And so it’s time again for Byron’s latest monthly commentary.
The thought going through my mind is…if everyone is saying/forecasting that a US (global) recession will occur in 2020, why should investors remain invested in equities? How does this make any sense, and further to this, if everyone (at least from those I am reading) says the same thing, will it happen?
Anyways, here are some points I found interesting and a link to the rest of the commentary
  • In Europe, where the economy was growing at close to 2% last year, business activity has tapered off. The United Kingdom faces growth of 1%, compared to a level of twice that before the Brexit referendum.

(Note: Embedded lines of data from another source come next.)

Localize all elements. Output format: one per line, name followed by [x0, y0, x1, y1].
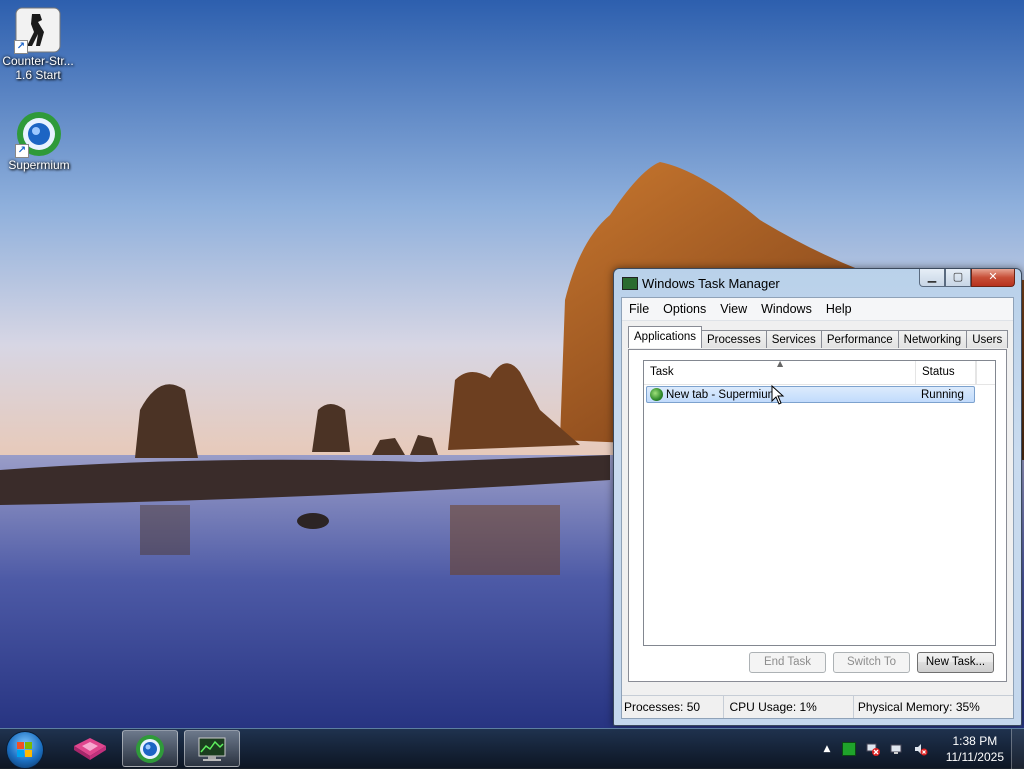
close-button[interactable]: ✕	[971, 269, 1015, 287]
task-name: New tab - Supermium	[666, 388, 778, 401]
tab-applications[interactable]: Applications	[628, 326, 703, 348]
task-status: Running	[921, 388, 964, 401]
taskbar-clock[interactable]: 1:38 PM 11/11/2025	[946, 733, 1004, 765]
volume-muted-icon[interactable]	[914, 742, 928, 756]
tab-performance[interactable]: Performance	[820, 330, 899, 348]
minimize-button[interactable]: ▁	[919, 269, 945, 287]
taskbar-task-manager-button[interactable]	[184, 730, 240, 767]
status-bar: Processes: 50 CPU Usage: 1% Physical Mem…	[622, 695, 1013, 718]
supermium-icon	[650, 388, 663, 401]
supermium-icon: ↗	[15, 110, 63, 158]
tab-services[interactable]: Services	[765, 330, 822, 348]
table-row[interactable]: New tab - Supermium Running	[646, 386, 975, 403]
counter-strike-icon: ↗	[14, 6, 62, 54]
clock-date: 11/11/2025	[945, 750, 1004, 764]
menu-options[interactable]: Options	[656, 302, 713, 316]
taskbar: ▲ 1:38 PM 11/11/2025	[0, 728, 1024, 769]
status-cpu-usage: CPU Usage: 1%	[724, 696, 854, 718]
desktop-icon-label: Counter-Str...	[2, 54, 74, 68]
task-list[interactable]: ▲ Task Status New tab - Supermium Runnin…	[643, 359, 996, 646]
tab-strip: Applications Processes Services Performa…	[628, 326, 1009, 348]
start-button[interactable]	[6, 731, 44, 769]
menu-bar: File Options View Windows Help	[622, 298, 1013, 321]
shortcut-arrow-icon: ↗	[14, 40, 28, 54]
task-manager-icon	[622, 277, 638, 290]
desktop-icon-label: Supermium	[8, 158, 70, 172]
list-header: ▲ Task Status	[644, 359, 995, 385]
task-manager-icon	[198, 737, 226, 761]
status-processes: Processes: 50	[622, 696, 725, 718]
green-status-icon[interactable]	[842, 742, 856, 756]
desktop-icon-counter-strike[interactable]: ↗ Counter-Str... 1.6 Start	[0, 6, 78, 82]
new-task-button[interactable]: New Task...	[917, 652, 994, 673]
column-header-status[interactable]: Status	[916, 361, 976, 384]
desktop-icon-label: 1.6 Start	[15, 68, 61, 82]
window-title: Windows Task Manager	[642, 276, 780, 291]
sort-ascending-icon: ▲	[777, 359, 784, 368]
tab-networking[interactable]: Networking	[897, 330, 968, 348]
network-icon[interactable]	[890, 742, 904, 756]
switch-to-button[interactable]: Switch To	[833, 652, 910, 673]
menu-view[interactable]: View	[713, 302, 754, 316]
shortcut-arrow-icon: ↗	[15, 144, 29, 158]
window-client-area: File Options View Windows Help Applicati…	[621, 297, 1014, 719]
mouse-cursor-icon	[771, 385, 785, 405]
network-error-icon[interactable]	[866, 742, 880, 756]
task-manager-window[interactable]: Windows Task Manager ▁ ▢ ✕ File Options …	[613, 268, 1022, 726]
header-gutter	[976, 361, 995, 384]
taskbar-supermium-button[interactable]	[122, 730, 178, 767]
menu-file[interactable]: File	[622, 302, 656, 316]
menu-windows[interactable]: Windows	[754, 302, 819, 316]
status-physical-memory: Physical Memory: 35%	[857, 700, 980, 714]
applications-panel: ▲ Task Status New tab - Supermium Runnin…	[628, 349, 1007, 682]
system-tray: ▲ 1:38 PM 11/11/2025	[804, 729, 1024, 769]
tab-processes[interactable]: Processes	[701, 330, 767, 348]
maximize-button[interactable]: ▢	[945, 269, 971, 287]
end-task-button[interactable]: End Task	[749, 652, 826, 673]
desktop-icon-supermium[interactable]: ↗ Supermium	[0, 110, 79, 172]
taskbar-vmware-button[interactable]	[62, 730, 118, 767]
show-desktop-button[interactable]	[1011, 729, 1024, 769]
menu-help[interactable]: Help	[819, 302, 859, 316]
windows-logo-icon	[17, 742, 32, 757]
clock-time: 1:38 PM	[952, 734, 998, 748]
vmware-icon	[74, 738, 106, 760]
tab-users[interactable]: Users	[966, 330, 1009, 348]
title-bar[interactable]: Windows Task Manager ▁ ▢ ✕	[614, 269, 1021, 295]
show-hidden-icons-arrow[interactable]: ▲	[820, 742, 834, 756]
supermium-icon	[136, 735, 164, 763]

In the final Brexit outcome, I expect that the European Union will avoid placing punitive trade measures on the U.K. because both sides would be hurt and they are already vulnerable.

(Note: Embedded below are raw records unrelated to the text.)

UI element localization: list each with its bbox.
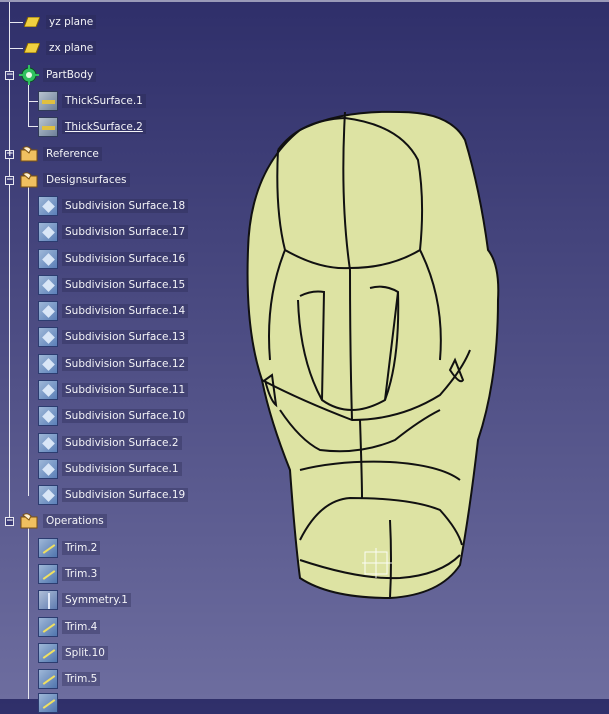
tree-item-designsurfaces[interactable]: Designsurfaces xyxy=(19,169,130,191)
tree-item-label: Subdivision Surface.17 xyxy=(62,225,189,239)
tree-item-trim-2[interactable]: Trim.2 xyxy=(38,537,101,559)
tree-item-label: zx plane xyxy=(46,41,97,55)
subdivision-surface-icon xyxy=(38,485,58,505)
tree-item-label: Subdivision Surface.14 xyxy=(62,304,189,318)
subdivision-surface-icon xyxy=(38,196,58,216)
tree-item-label: Subdivision Surface.13 xyxy=(62,330,189,344)
tree-branch-line xyxy=(28,101,38,102)
tree-item-subdivision-surface-11[interactable]: Subdivision Surface.11 xyxy=(38,379,189,401)
tree-item-partbody[interactable]: PartBody xyxy=(19,64,97,86)
tree-item-trim-4[interactable]: Trim.4 xyxy=(38,616,101,638)
tree-item-yz-plane[interactable]: yz plane xyxy=(24,11,97,33)
tree-item-subdivision-surface-16[interactable]: Subdivision Surface.16 xyxy=(38,248,189,270)
tree-item-subdivision-surface-12[interactable]: Subdivision Surface.12 xyxy=(38,353,189,375)
tree-item-label: ThickSurface.2 xyxy=(62,120,146,134)
hand-folder-icon xyxy=(20,172,38,188)
tree-item-subdivision-surface-2[interactable]: Subdivision Surface.2 xyxy=(38,432,182,454)
specification-tree[interactable]: − + − − yz plane zx plane PartBody Thick… xyxy=(0,0,240,713)
tree-branch-line xyxy=(9,22,23,23)
tree-item-zx-plane[interactable]: zx plane xyxy=(24,37,97,59)
plane-icon xyxy=(24,17,40,27)
tree-item-label: Subdivision Surface.10 xyxy=(62,409,189,423)
hand-folder-icon xyxy=(20,146,38,162)
symmetry-icon xyxy=(38,590,58,610)
tree-item-label: PartBody xyxy=(43,68,97,82)
tree-item-split-10[interactable]: Split.10 xyxy=(38,642,108,664)
tree-item-label: Subdivision Surface.15 xyxy=(62,278,189,292)
tree-item-label: Operations xyxy=(43,514,107,528)
compass-cursor-icon xyxy=(362,548,392,578)
tree-item-subdivision-surface-14[interactable]: Subdivision Surface.14 xyxy=(38,300,189,322)
model-silhouette xyxy=(246,110,500,600)
hand-folder-icon xyxy=(20,513,38,529)
collapse-partbody-toggle[interactable]: − xyxy=(5,71,14,80)
expand-reference-toggle[interactable]: + xyxy=(5,150,14,159)
tree-item-label: ThickSurface.1 xyxy=(62,94,146,108)
subdivision-surface-icon xyxy=(38,354,58,374)
subdivision-surface-icon xyxy=(38,275,58,295)
tree-item-symmetry-1[interactable]: Symmetry.1 xyxy=(38,589,131,611)
tree-item-label: Designsurfaces xyxy=(43,173,130,187)
tree-item-subdivision-surface-15[interactable]: Subdivision Surface.15 xyxy=(38,274,189,296)
subdivision-surface-icon xyxy=(38,222,58,242)
subdivision-surface-icon xyxy=(38,459,58,479)
tree-item-subdivision-surface-19[interactable]: Subdivision Surface.19 xyxy=(38,484,189,506)
tree-item-partial xyxy=(38,692,62,714)
split-icon xyxy=(38,643,58,663)
subdivision-surface-icon xyxy=(38,249,58,269)
tree-item-reference[interactable]: Reference xyxy=(19,143,102,165)
gear-icon xyxy=(19,65,39,85)
operations-child-line xyxy=(28,528,29,699)
model-edge xyxy=(389,519,392,599)
tree-item-trim-3[interactable]: Trim.3 xyxy=(38,563,101,585)
subdivision-surface-icon xyxy=(38,301,58,321)
tree-item-thicksurface-1[interactable]: ThickSurface.1 xyxy=(38,90,146,112)
tree-item-label: Reference xyxy=(43,147,102,161)
tree-item-label: yz plane xyxy=(46,15,97,29)
tree-item-subdivision-surface-18[interactable]: Subdivision Surface.18 xyxy=(38,195,189,217)
tree-item-operations[interactable]: Operations xyxy=(19,510,107,532)
tree-item-subdivision-surface-17[interactable]: Subdivision Surface.17 xyxy=(38,221,189,243)
subdivision-surface-icon xyxy=(38,433,58,453)
trim-icon xyxy=(38,693,58,713)
trim-icon xyxy=(38,538,58,558)
tree-item-label: Trim.3 xyxy=(62,567,101,581)
tree-item-label: Subdivision Surface.19 xyxy=(62,488,189,502)
trim-icon xyxy=(38,669,58,689)
tree-item-label: Symmetry.1 xyxy=(62,593,131,607)
thick-surface-icon xyxy=(38,91,58,111)
tree-item-subdivision-surface-1[interactable]: Subdivision Surface.1 xyxy=(38,458,182,480)
tree-item-subdivision-surface-10[interactable]: Subdivision Surface.10 xyxy=(38,405,189,427)
tree-item-label: Trim.2 xyxy=(62,541,101,555)
collapse-designsurfaces-toggle[interactable]: − xyxy=(5,176,14,185)
subdivision-surface-icon xyxy=(38,380,58,400)
tree-item-label: Trim.5 xyxy=(62,672,101,686)
tree-item-label: Subdivision Surface.18 xyxy=(62,199,189,213)
tree-item-label: Subdivision Surface.2 xyxy=(62,436,182,450)
tree-item-subdivision-surface-13[interactable]: Subdivision Surface.13 xyxy=(38,326,189,348)
partbody-child-line xyxy=(28,82,29,126)
tree-item-thicksurface-2[interactable]: ThickSurface.2 xyxy=(38,116,146,138)
3d-viewport-model[interactable] xyxy=(240,80,540,620)
tree-item-label: Split.10 xyxy=(62,646,108,660)
trim-icon xyxy=(38,617,58,637)
tree-item-label: Subdivision Surface.16 xyxy=(62,252,189,266)
tree-item-label: Subdivision Surface.12 xyxy=(62,357,189,371)
tree-item-trim-5[interactable]: Trim.5 xyxy=(38,668,101,690)
head-shaped-surface-model xyxy=(246,110,500,600)
tree-branch-line xyxy=(9,48,23,49)
designsurfaces-child-line xyxy=(28,186,29,496)
plane-icon xyxy=(24,43,40,53)
tree-item-label: Subdivision Surface.11 xyxy=(62,383,189,397)
subdivision-surface-icon xyxy=(38,406,58,426)
subdivision-surface-icon xyxy=(38,327,58,347)
thick-surface-icon xyxy=(38,117,58,137)
tree-branch-line xyxy=(28,126,38,127)
tree-item-label: Trim.4 xyxy=(62,620,101,634)
collapse-operations-toggle[interactable]: − xyxy=(5,517,14,526)
trim-icon xyxy=(38,564,58,584)
tree-item-label: Subdivision Surface.1 xyxy=(62,462,182,476)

  • One of the most important tenets of my current view is that the next recession will probably not occur until after the election in 2020
  • The stock market may anticipate the downturn and begin to weaken well before the recession starts. Average hourly earnings have moved up to a 2.9% increase year-over-year, but that is still a long way from the 4% annual increase that has proven to be a warning signal for more inflation and more Fed tightening in past cycles.

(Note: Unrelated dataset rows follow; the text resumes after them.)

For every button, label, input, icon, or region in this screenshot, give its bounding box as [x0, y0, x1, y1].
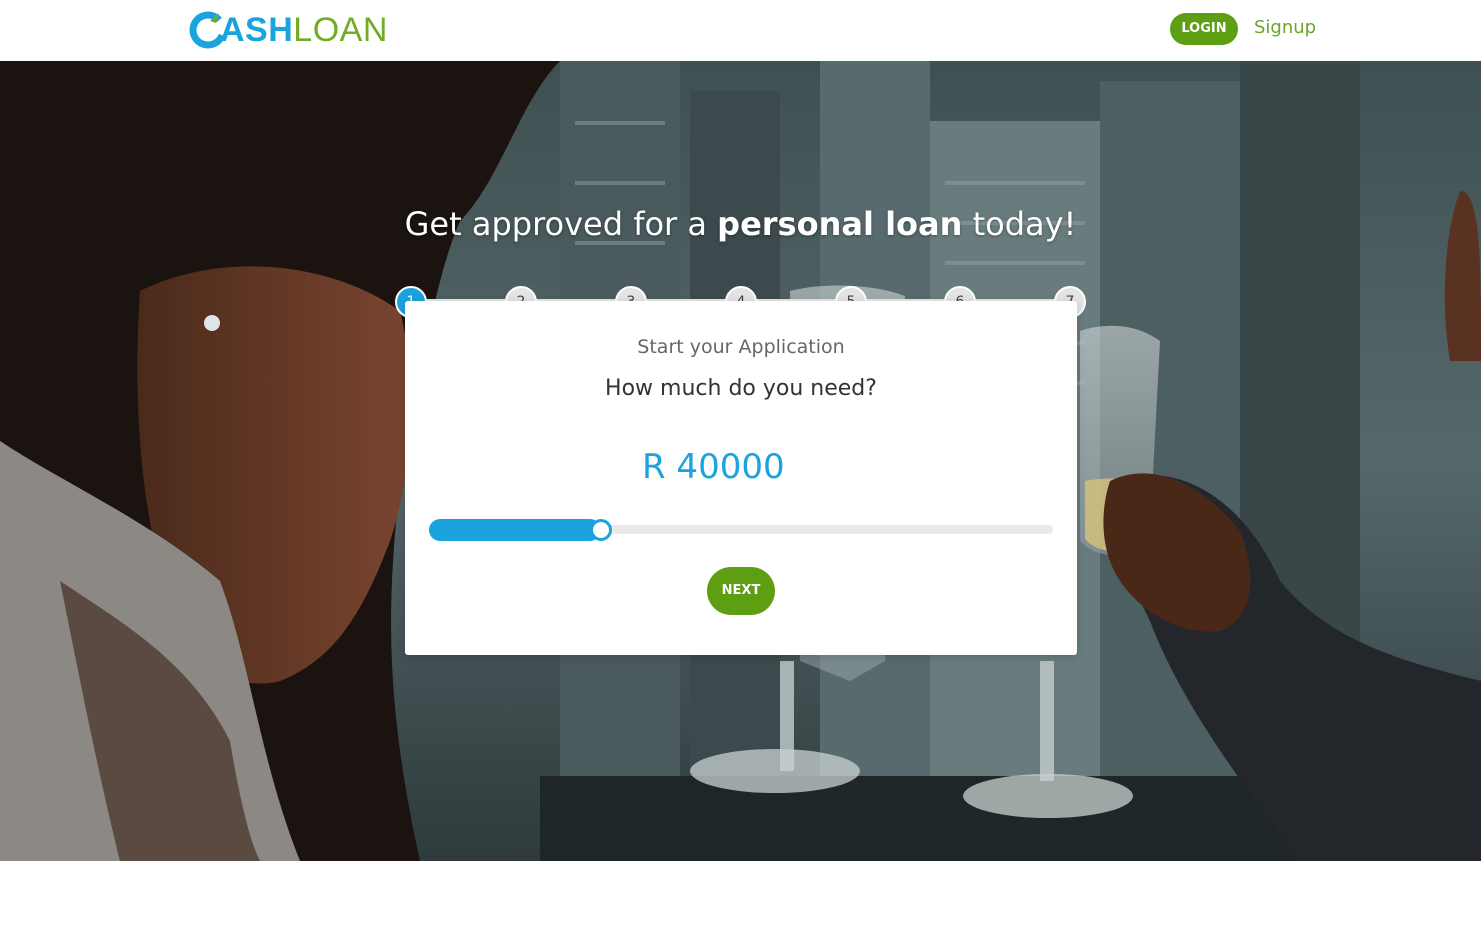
next-button[interactable]: NEXT: [707, 567, 775, 615]
slider-fill: [429, 519, 601, 541]
logo-wordmark: ASHLOAN: [220, 11, 388, 49]
card-question: How much do you need?: [605, 376, 877, 401]
top-nav: ASHLOAN LOGIN Signup: [0, 0, 1481, 61]
card-subtitle: Start your Application: [637, 336, 845, 358]
logo-c-mark-icon: [188, 10, 228, 50]
slider-thumb[interactable]: [590, 519, 612, 541]
signup-link[interactable]: Signup: [1254, 15, 1316, 41]
hero-headline: Get approved for a personal loan today!: [404, 205, 1077, 243]
loan-amount-slider[interactable]: [429, 519, 1053, 541]
application-card: Start your Application How much do you n…: [405, 301, 1077, 655]
loan-amount-display: R 40000: [642, 447, 785, 487]
login-button[interactable]: LOGIN: [1170, 13, 1238, 45]
cashloan-logo[interactable]: ASHLOAN: [188, 9, 388, 51]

  • Economically speaking, there are several ways for any country to compete globally: (1) attractive demographics, (2) productivity growth, (3) low cost of production, or (4) rich natural resources. Many emerging markets have three or even all four, but virtually no developed market has more than one.
  • Oftentimes a bullish secular story becomes overshadowed by shorter term forces and the resulting market decline carries with it its own set of fears. This pullback in emerging markets is no different as investors worry over trade tariffs, U.S. Fed policy and the strong dollar.